Consumers continue to cut the cord and opt for mobile only, taking their numbers with them when they move. This has made it increasingly difficult for businesses to verify users through the often disparate mobile and address information they provide. PRO allows businesses to match even more of their customers with contact data in real time, not only helping them to improve efficiencies but also improving how they serve their customers.

WhitePages PRO looks at information including the cardholder name, billing address, IP address or other location location, and other available signals, comparing this data against its own proprietary contact database. The result is an “Identity Score” that businesses can use in determining whether to process a potential transaction or flag it for further review. WhitePages cites an average reduction in manual transaction reviews by 20 percent across its beta clients.

“Many merchants spend more time reviewing legitimate orders than fraudulent ones,” Algard says. “Our identity score product is designed to help merchants quickly validate consumer contact information, so that they can speed up orders and hit their revenue goals quicker.”

Thanks to the company’s API, this functionality can be integrated with existing CRM, ecommerce, and telephony platforms. Similar applications exist in the financial services and call center industries, among other obvious categories.

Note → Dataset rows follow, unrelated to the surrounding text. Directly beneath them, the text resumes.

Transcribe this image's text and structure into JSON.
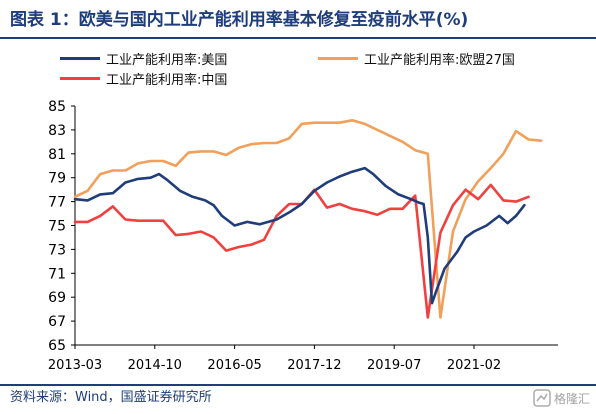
{
  "header": {
    "title": "图表 1：欧美与国内工业产能利用率基本修复至疫前水平(%)"
  },
  "footer": {
    "source": "资料来源：Wind，国盛证券研究所"
  },
  "watermark": {
    "text": "格隆汇"
  },
  "chart_data": {
    "type": "line",
    "ylim": [
      65,
      85
    ],
    "yticks": [
      65,
      67,
      69,
      71,
      73,
      75,
      77,
      79,
      81,
      83,
      85
    ],
    "xlim": [
      "2013-03",
      "2022-10"
    ],
    "xticks": [
      "2013-03",
      "2014-10",
      "2016-05",
      "2017-12",
      "2019-07",
      "2021-02"
    ],
    "grid": false,
    "legend_position": "top",
    "series": [
      {
        "name": "工业产能利用率:美国",
        "color": "#1f3d7a",
        "points": [
          [
            "2013-03",
            77.2
          ],
          [
            "2013-06",
            77.1
          ],
          [
            "2013-09",
            77.6
          ],
          [
            "2013-12",
            77.7
          ],
          [
            "2014-03",
            78.6
          ],
          [
            "2014-06",
            78.9
          ],
          [
            "2014-09",
            79.0
          ],
          [
            "2014-11",
            79.3
          ],
          [
            "2015-01",
            78.8
          ],
          [
            "2015-04",
            77.9
          ],
          [
            "2015-07",
            77.4
          ],
          [
            "2015-10",
            77.1
          ],
          [
            "2015-12",
            76.7
          ],
          [
            "2016-02",
            75.8
          ],
          [
            "2016-05",
            75.0
          ],
          [
            "2016-08",
            75.3
          ],
          [
            "2016-11",
            75.1
          ],
          [
            "2017-03",
            75.5
          ],
          [
            "2017-06",
            76.1
          ],
          [
            "2017-09",
            76.8
          ],
          [
            "2017-12",
            77.9
          ],
          [
            "2018-03",
            78.6
          ],
          [
            "2018-06",
            79.1
          ],
          [
            "2018-09",
            79.5
          ],
          [
            "2018-12",
            79.8
          ],
          [
            "2019-02",
            79.3
          ],
          [
            "2019-05",
            78.3
          ],
          [
            "2019-08",
            77.6
          ],
          [
            "2019-11",
            77.2
          ],
          [
            "2020-01",
            76.9
          ],
          [
            "2020-02",
            76.8
          ],
          [
            "2020-03",
            74.0
          ],
          [
            "2020-04",
            68.5
          ],
          [
            "2020-05",
            69.5
          ],
          [
            "2020-07",
            71.4
          ],
          [
            "2020-10",
            72.8
          ],
          [
            "2020-12",
            74.0
          ],
          [
            "2021-02",
            74.5
          ],
          [
            "2021-05",
            75.0
          ],
          [
            "2021-08",
            75.8
          ],
          [
            "2021-10",
            75.2
          ],
          [
            "2021-12",
            75.8
          ],
          [
            "2022-02",
            76.7
          ]
        ]
      },
      {
        "name": "工业产能利用率:欧盟27国",
        "color": "#f0a05a",
        "points": [
          [
            "2013-03",
            77.4
          ],
          [
            "2013-06",
            77.9
          ],
          [
            "2013-09",
            79.3
          ],
          [
            "2013-12",
            79.6
          ],
          [
            "2014-03",
            79.6
          ],
          [
            "2014-06",
            80.2
          ],
          [
            "2014-09",
            80.4
          ],
          [
            "2014-12",
            80.4
          ],
          [
            "2015-03",
            80.0
          ],
          [
            "2015-06",
            81.1
          ],
          [
            "2015-09",
            81.2
          ],
          [
            "2015-12",
            81.2
          ],
          [
            "2016-03",
            80.9
          ],
          [
            "2016-06",
            81.5
          ],
          [
            "2016-09",
            81.8
          ],
          [
            "2016-12",
            81.9
          ],
          [
            "2017-03",
            81.9
          ],
          [
            "2017-06",
            82.3
          ],
          [
            "2017-09",
            83.5
          ],
          [
            "2017-12",
            83.6
          ],
          [
            "2018-03",
            83.6
          ],
          [
            "2018-06",
            83.6
          ],
          [
            "2018-09",
            83.8
          ],
          [
            "2018-12",
            83.5
          ],
          [
            "2019-03",
            83.0
          ],
          [
            "2019-06",
            82.5
          ],
          [
            "2019-09",
            82.0
          ],
          [
            "2019-12",
            81.3
          ],
          [
            "2020-03",
            81.0
          ],
          [
            "2020-06",
            67.3
          ],
          [
            "2020-09",
            74.5
          ],
          [
            "2020-12",
            77.2
          ],
          [
            "2021-03",
            78.7
          ],
          [
            "2021-06",
            79.8
          ],
          [
            "2021-09",
            81.0
          ],
          [
            "2021-12",
            82.9
          ],
          [
            "2022-03",
            82.2
          ],
          [
            "2022-06",
            82.1
          ]
        ]
      },
      {
        "name": "工业产能利用率:中国",
        "color": "#f04040",
        "points": [
          [
            "2013-03",
            75.3
          ],
          [
            "2013-06",
            75.3
          ],
          [
            "2013-09",
            75.8
          ],
          [
            "2013-12",
            76.6
          ],
          [
            "2014-03",
            75.5
          ],
          [
            "2014-06",
            75.4
          ],
          [
            "2014-09",
            75.4
          ],
          [
            "2014-12",
            75.4
          ],
          [
            "2015-03",
            74.2
          ],
          [
            "2015-06",
            74.3
          ],
          [
            "2015-09",
            74.5
          ],
          [
            "2015-12",
            74.0
          ],
          [
            "2016-03",
            72.9
          ],
          [
            "2016-06",
            73.2
          ],
          [
            "2016-09",
            73.4
          ],
          [
            "2016-12",
            73.8
          ],
          [
            "2017-03",
            75.8
          ],
          [
            "2017-06",
            76.8
          ],
          [
            "2017-09",
            76.8
          ],
          [
            "2017-12",
            78.0
          ],
          [
            "2018-03",
            76.5
          ],
          [
            "2018-06",
            76.8
          ],
          [
            "2018-09",
            76.4
          ],
          [
            "2018-12",
            76.2
          ],
          [
            "2019-03",
            75.9
          ],
          [
            "2019-06",
            76.4
          ],
          [
            "2019-09",
            76.4
          ],
          [
            "2019-12",
            77.5
          ],
          [
            "2020-03",
            67.3
          ],
          [
            "2020-06",
            74.4
          ],
          [
            "2020-09",
            76.7
          ],
          [
            "2020-12",
            78.0
          ],
          [
            "2021-03",
            77.2
          ],
          [
            "2021-06",
            78.4
          ],
          [
            "2021-09",
            77.1
          ],
          [
            "2021-12",
            77.0
          ],
          [
            "2022-03",
            77.4
          ]
        ]
      }
    ]
  }
}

In one case study with LCD display manufacturer Vizio, WhitePages PRO was able to reduce the average customer service call time by 31 seconds. Perhaps equally impressive is that it took only two days to fully integrate the product with the company’s existing call center software. Other clients experiencing similar success include Ann Inc. (parent company to Ann Taylor) and Oakley.

WhitePages raised $45 million in a massive 2005 Series A round that included Technology Crossover Ventures and Providence Equity Partners, the company’s only financing to date. Today, the company is profitable, charging businesses on a SaaS basis and consumer a pay per query fee for access to its records database.

The company has no direct competitors, Algard argues, although data behemoth LexisNexis offers a comparable solution with slightly different use cases. LexisNexis offers a far broader look at each individual, including criminal, financial, and medical records, but is less current and thus useful when it comes to verifying identity, according to the (admittedly biased) WhitePages CEO. Other companies like Google, Facebook, Amazon, and even Apple are assembling competing identity databases as a byproduct of their core businesses, but have a long way to go to match WhitePages depth – they have also yet to show any intention of commercializing these database for identity verification.

What’s clear is that the the world is shrinking in terms of businesses regularly interacting with consumers in far corners of the globe. In these scenarios, the ability to verify identity is of paramount importance. The company’s brand may invoke visions of an outdate consumer-product, but big data is the currency du jour in the enterprise today. With a foundation that took two decades to lay down, today’s launch was a long time coming, but really, it should come as little surprise.